Two or even all three of these mechanisms can act jointly. Additionally, surging ice lobes moving as plug flows can form levee-like accumulations of stagnant, debris-rich ice along their margins, which then melt out to form hummocks, as along the edges of the Des Moines Lobe in Minnesota and Iowa, USA (Kemmis et al., 1994).

In addition to thrusting and stacking, the amount of englacial debris can increase by the freezing-on of subglacial material. This occurs on sub-polar glaciers where debris is frozen-on at the boundary between warm and cold ice near the ice margin (Boulton, 1972b). Sediment entrainment also occurs when supercooled subglacial water freezes-on near the ice margin (Evenson et al., 1999). Supercooled freezing-on occurs where there is a steep subglacial gradient near the ice margin, a condition that would have been present near the margins of several parts of the Pleistocene ice sheets. Additionally, surging glaciers may cause an increase in freezing-on of subglacial sediment, as suggested by Clapperton (1975) who noted that frozen-on basal debris was more common on glaciers in Iceland and Svalbard that had surged than those that had not.

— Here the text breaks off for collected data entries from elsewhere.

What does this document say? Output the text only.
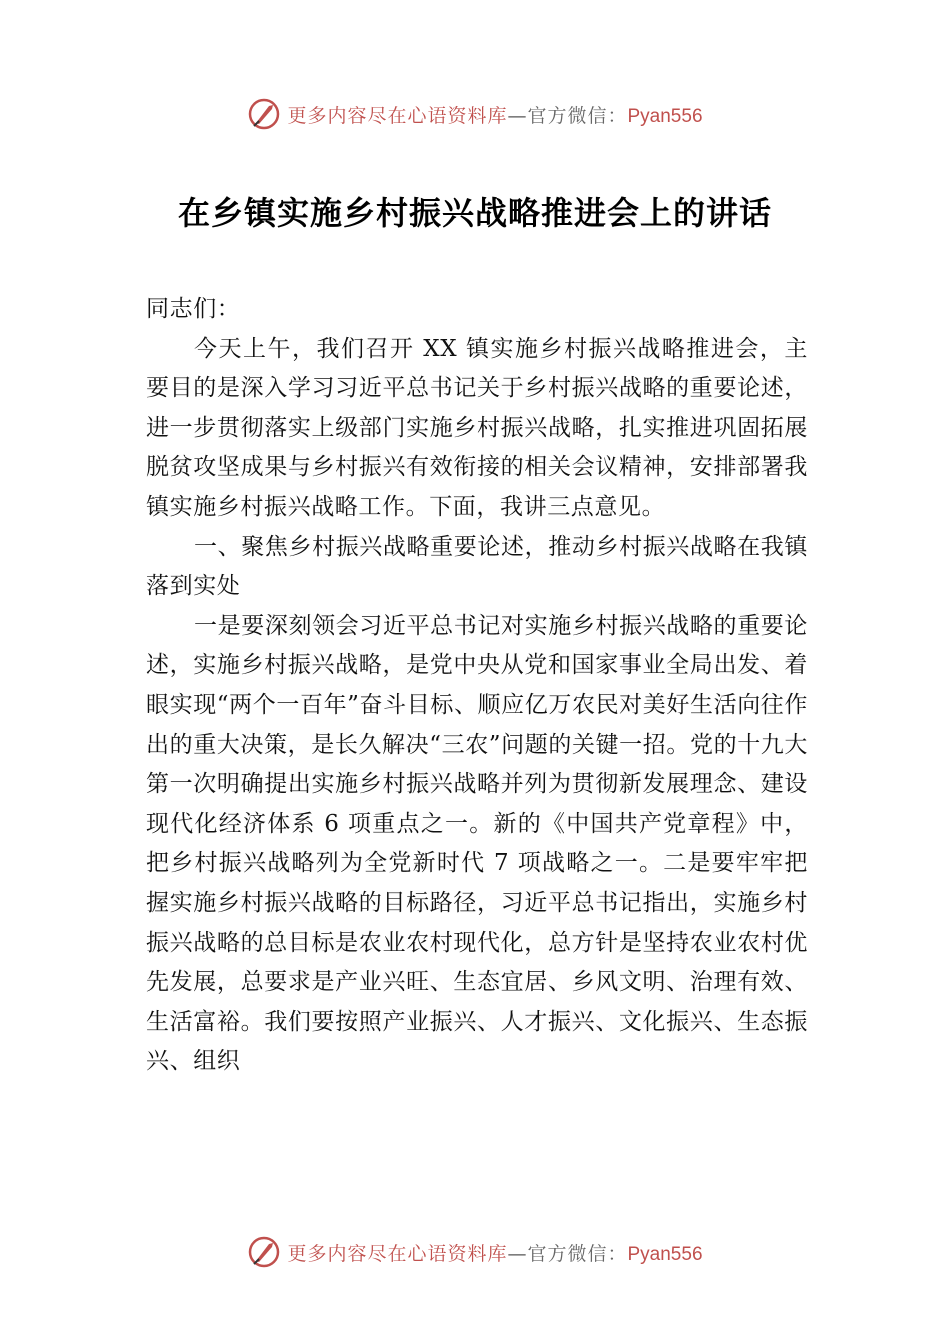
更多内容尽在心语资料库—官方微信：Pyan556
在乡镇实施乡村振兴战略推进会上的讲话

同志们：

今天上午，我们召开 XX 镇实施乡村振兴战略推进会，主要目的是深入学习习近平总书记关于乡村振兴战略的重要论述，进一步贯彻落实上级部门实施乡村振兴战略，扎实推进巩固拓展脱贫攻坚成果与乡村振兴有效衔接的相关会议精神，安排部署我镇实施乡村振兴战略工作。下面，我讲三点意见。

一、聚焦乡村振兴战略重要论述，推动乡村振兴战略在我镇落到实处

一是要深刻领会习近平总书记对实施乡村振兴战略的重要论述，实施乡村振兴战略，是党中央从党和国家事业全局出发、着眼实现“两个一百年”奋斗目标、顺应亿万农民对美好生活向往作出的重大决策，是长久解决“三农”问题的关键一招。党的十九大第一次明确提出实施乡村振兴战略并列为贯彻新发展理念、建设现代化经济体系 6 项重点之一。新的《中国共产党章程》中，把乡村振兴战略列为全党新时代 7 项战略之一。二是要牢牢把握实施乡村振兴战略的目标路径，习近平总书记指出，实施乡村振兴战略的总目标是农业农村现代化，总方针是坚持农业农村优先发展，总要求是产业兴旺、生态宜居、乡风文明、治理有效、生活富裕。我们要按照产业振兴、人才振兴、文化振兴、生态振兴、组织

更多内容尽在心语资料库—官方微信：Pyan556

10.3.2 Characteristics of Glaciers With Abundant Supraglacial Debris

These observations indicate that sub-polar glaciers that surge or that flow against regional slopes are likely to have greater amounts of basal-debris-rich ice and englacial debris, which in turn can be readily carried to higher positions in the ice and eventually be released supraglacially. Pleistocene glaciers in lowland settings in North America and Europe matched these characteristics: they were sub-polar, based on climatic evidence (Black, 1976a and b; Attig et al., 1989; Boulton et al., 1995; Cutler et al., 2000), many of them surged, as shown by radiocarbon datings (Clayton et al., 1985), and many portions of the ice sheets flowed out of basins near the ice margin (e.g. the Winnipeg Lowland and Great Lakes region of North America and the Baltic basin of northern Europe). These observations support our contention that it is reasonable to explain these landforms in terms of abundant supraglacial debris.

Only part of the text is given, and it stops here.